Another systematic review (3 RCTs; N=836) evaluated the benefits associated with scaling and polishing in the prevention of gingivitis (primary outcome measure).2 One RCT (n=207) compared scaling and polishing at 6- and 12-month intervals to no treatment for 24 months in adults with healthy dental histories. There was no difference in the percentage of index teeth with bleeding in the 6-month or 12-month treatment groups compared to the group that received no treatment for 24 months (MD= -2%; 95% CI, -10% to 6% and MD= -1%; 95% CI, -9% to 7%, respectively).
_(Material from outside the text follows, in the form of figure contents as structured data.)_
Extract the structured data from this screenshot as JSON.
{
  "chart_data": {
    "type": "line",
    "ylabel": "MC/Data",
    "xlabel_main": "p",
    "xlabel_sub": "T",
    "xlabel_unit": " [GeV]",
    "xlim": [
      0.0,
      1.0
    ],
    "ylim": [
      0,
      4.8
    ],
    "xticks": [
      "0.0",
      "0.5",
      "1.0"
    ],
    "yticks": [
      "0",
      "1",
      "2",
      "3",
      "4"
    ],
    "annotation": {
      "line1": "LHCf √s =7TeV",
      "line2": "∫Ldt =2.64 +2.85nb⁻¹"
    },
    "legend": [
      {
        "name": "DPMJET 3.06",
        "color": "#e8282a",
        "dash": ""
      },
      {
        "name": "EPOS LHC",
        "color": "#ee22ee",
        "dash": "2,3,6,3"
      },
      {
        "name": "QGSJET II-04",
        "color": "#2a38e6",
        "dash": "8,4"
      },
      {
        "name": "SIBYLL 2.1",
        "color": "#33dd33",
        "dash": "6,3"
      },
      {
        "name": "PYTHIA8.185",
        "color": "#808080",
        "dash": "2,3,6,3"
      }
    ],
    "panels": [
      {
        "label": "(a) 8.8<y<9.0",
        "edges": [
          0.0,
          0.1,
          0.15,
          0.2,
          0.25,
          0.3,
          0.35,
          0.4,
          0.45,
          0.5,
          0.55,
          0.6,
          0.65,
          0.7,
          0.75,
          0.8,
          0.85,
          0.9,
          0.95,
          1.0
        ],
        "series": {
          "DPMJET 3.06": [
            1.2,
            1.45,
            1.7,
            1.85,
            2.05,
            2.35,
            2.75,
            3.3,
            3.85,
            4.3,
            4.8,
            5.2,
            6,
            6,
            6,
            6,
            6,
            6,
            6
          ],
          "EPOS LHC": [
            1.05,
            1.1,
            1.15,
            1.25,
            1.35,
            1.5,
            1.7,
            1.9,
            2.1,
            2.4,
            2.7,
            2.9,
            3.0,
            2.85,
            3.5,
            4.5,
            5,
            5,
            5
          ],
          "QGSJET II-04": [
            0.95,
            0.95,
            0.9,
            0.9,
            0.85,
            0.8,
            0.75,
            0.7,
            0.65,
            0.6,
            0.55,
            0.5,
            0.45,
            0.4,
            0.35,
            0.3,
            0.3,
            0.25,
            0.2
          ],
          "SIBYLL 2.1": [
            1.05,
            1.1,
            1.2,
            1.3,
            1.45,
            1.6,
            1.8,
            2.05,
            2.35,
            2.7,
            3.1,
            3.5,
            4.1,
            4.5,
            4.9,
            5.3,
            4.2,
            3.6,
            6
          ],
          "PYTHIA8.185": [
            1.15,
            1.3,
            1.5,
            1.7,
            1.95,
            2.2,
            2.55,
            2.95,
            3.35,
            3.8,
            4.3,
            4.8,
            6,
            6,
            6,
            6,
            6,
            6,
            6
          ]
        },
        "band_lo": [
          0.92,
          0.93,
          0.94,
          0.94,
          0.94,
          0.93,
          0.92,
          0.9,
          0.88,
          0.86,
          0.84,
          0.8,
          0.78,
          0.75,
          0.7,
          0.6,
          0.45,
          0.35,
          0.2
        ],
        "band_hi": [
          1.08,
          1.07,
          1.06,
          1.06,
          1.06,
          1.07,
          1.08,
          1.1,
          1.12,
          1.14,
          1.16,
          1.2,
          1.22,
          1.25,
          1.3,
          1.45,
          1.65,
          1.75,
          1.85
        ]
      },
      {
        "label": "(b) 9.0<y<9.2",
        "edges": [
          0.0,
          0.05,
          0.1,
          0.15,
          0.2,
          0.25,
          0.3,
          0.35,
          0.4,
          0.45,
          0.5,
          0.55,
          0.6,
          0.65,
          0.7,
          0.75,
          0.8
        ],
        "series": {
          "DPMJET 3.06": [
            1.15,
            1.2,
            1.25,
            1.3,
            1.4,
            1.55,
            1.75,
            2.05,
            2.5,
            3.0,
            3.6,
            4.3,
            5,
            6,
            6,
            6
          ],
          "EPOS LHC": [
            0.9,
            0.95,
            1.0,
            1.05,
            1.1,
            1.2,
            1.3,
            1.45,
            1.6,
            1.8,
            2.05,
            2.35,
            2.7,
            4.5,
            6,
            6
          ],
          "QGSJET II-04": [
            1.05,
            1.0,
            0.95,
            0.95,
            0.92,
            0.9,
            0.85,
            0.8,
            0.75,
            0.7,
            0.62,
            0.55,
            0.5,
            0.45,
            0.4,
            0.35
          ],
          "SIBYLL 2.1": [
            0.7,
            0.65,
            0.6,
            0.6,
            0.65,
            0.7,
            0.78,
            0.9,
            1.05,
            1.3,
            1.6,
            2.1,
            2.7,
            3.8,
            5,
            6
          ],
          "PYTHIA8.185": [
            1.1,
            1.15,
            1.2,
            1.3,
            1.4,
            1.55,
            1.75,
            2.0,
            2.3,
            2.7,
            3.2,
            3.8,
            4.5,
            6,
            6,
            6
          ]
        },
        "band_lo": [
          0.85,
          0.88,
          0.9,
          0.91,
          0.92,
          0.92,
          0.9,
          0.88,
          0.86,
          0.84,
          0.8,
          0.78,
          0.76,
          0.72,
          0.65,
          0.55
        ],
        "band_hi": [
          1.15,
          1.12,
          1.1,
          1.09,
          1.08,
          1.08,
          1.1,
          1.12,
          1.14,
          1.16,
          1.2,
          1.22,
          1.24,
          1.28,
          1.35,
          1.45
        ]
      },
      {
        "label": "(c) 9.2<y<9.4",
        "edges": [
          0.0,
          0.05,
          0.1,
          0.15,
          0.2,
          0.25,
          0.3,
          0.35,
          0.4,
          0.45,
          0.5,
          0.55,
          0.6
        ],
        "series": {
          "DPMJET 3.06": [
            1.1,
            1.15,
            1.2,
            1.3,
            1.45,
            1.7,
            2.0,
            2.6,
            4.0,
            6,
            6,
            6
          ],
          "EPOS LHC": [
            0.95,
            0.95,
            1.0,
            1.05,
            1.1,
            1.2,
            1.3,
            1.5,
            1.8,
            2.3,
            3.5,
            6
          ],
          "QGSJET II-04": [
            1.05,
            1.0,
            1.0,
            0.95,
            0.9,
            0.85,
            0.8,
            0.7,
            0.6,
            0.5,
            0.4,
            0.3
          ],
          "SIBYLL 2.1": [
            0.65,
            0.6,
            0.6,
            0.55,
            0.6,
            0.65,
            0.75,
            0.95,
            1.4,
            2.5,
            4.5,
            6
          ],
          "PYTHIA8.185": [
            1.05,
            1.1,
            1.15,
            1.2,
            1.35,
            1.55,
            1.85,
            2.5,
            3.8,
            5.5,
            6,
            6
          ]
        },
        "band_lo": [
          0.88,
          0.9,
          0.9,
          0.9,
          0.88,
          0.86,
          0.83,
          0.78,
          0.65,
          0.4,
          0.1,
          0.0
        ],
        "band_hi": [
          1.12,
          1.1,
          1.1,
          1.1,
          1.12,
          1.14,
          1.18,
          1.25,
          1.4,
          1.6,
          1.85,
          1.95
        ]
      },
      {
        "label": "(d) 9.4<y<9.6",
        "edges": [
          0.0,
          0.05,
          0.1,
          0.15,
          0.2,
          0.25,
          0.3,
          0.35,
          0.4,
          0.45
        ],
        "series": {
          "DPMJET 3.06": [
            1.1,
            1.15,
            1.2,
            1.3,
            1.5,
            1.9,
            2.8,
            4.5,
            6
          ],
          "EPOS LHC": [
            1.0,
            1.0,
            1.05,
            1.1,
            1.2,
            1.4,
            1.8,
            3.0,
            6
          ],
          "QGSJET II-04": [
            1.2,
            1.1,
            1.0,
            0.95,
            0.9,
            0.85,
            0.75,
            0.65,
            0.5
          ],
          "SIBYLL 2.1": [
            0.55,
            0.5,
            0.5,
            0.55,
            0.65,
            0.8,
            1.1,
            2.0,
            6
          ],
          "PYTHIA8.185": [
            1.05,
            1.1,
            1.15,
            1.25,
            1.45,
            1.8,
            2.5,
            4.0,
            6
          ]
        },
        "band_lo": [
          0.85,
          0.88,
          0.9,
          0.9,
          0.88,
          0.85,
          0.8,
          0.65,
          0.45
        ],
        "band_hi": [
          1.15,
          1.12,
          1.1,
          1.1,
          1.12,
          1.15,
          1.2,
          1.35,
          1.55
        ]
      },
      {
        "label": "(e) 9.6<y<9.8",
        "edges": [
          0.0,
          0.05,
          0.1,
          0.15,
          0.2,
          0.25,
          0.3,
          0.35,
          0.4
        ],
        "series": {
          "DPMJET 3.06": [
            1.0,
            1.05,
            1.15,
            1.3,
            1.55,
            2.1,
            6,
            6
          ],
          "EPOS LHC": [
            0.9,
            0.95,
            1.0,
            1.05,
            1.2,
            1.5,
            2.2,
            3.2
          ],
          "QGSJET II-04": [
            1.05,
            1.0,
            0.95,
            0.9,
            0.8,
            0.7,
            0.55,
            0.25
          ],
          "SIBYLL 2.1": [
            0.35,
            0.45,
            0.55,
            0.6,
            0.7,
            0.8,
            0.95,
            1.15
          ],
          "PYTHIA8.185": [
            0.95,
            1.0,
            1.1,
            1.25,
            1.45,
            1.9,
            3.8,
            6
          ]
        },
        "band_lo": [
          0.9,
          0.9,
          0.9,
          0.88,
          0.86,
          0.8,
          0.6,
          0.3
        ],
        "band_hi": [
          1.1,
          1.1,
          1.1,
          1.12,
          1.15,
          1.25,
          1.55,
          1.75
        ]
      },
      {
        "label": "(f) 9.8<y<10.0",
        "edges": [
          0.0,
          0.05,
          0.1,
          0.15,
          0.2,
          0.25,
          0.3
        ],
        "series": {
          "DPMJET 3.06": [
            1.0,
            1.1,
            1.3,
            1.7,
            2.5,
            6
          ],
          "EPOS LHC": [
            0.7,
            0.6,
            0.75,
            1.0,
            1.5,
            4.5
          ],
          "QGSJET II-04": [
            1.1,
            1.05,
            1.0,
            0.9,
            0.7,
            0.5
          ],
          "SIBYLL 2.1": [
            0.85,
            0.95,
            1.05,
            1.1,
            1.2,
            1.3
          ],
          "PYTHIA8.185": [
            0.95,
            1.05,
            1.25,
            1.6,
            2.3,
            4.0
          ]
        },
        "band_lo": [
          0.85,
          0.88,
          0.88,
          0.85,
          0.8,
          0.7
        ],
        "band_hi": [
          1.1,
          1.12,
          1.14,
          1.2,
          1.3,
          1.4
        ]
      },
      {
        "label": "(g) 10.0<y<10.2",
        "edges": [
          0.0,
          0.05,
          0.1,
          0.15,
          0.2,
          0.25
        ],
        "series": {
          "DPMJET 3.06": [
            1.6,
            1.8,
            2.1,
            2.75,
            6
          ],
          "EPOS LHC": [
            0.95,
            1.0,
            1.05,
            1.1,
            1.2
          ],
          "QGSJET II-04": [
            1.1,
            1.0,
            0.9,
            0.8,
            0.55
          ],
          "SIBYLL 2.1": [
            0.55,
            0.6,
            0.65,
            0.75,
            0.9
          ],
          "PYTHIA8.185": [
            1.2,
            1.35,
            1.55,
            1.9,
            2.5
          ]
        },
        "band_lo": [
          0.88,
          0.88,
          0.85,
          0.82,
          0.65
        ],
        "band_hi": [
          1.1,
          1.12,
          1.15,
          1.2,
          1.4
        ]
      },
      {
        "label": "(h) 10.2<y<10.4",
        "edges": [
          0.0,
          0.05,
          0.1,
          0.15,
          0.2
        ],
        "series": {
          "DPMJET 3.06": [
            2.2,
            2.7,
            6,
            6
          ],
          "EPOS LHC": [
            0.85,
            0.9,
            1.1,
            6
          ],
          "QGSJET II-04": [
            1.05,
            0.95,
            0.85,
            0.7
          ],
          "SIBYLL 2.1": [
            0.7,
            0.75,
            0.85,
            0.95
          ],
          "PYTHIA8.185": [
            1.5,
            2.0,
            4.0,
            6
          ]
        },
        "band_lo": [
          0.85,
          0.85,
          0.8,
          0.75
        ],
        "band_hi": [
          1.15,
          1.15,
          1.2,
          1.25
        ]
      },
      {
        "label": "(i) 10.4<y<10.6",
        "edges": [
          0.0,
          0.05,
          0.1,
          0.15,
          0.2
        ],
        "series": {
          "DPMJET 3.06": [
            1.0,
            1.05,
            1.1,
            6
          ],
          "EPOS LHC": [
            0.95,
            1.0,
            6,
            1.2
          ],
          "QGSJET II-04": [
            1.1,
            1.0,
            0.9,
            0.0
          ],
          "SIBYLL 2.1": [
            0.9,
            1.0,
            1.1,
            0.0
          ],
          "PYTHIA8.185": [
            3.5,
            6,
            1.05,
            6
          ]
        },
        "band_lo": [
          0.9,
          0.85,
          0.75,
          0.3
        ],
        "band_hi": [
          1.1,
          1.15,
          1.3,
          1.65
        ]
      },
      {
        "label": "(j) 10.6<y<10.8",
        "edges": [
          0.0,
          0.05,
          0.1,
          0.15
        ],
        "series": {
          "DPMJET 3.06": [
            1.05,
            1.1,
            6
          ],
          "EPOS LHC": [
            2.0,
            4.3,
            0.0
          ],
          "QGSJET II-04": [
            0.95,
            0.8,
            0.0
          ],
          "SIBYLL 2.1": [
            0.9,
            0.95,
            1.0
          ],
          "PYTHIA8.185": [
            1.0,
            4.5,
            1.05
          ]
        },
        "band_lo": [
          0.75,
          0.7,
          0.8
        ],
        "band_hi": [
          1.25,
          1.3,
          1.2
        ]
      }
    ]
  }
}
2 visits/year prevents tooth loss in high-risk patients

A retrospective cohort study (N=5117) using 16 years of data evaluated the association between one or 2 preventive dental visits per year and tooth extraction events in adults at low risk and those at high risk for progressive periodontitis.3 Those at high risk had at least one of the following risk factors: smoking, diabetes, or interleukin-1 genotype. Low-risk patients had no difference in tooth loss with one visit compared to 2 visits annually (absolute risk reduction [ARR]=2.6%; 95% CI, 0.5%-5.8%; P=.092); however, high-risk patients had fewer events with 2 annual visits (number needed to treat [NNT]=19; ARR 5.2%; 95% CI, 1.8%-8.4%; P=.002).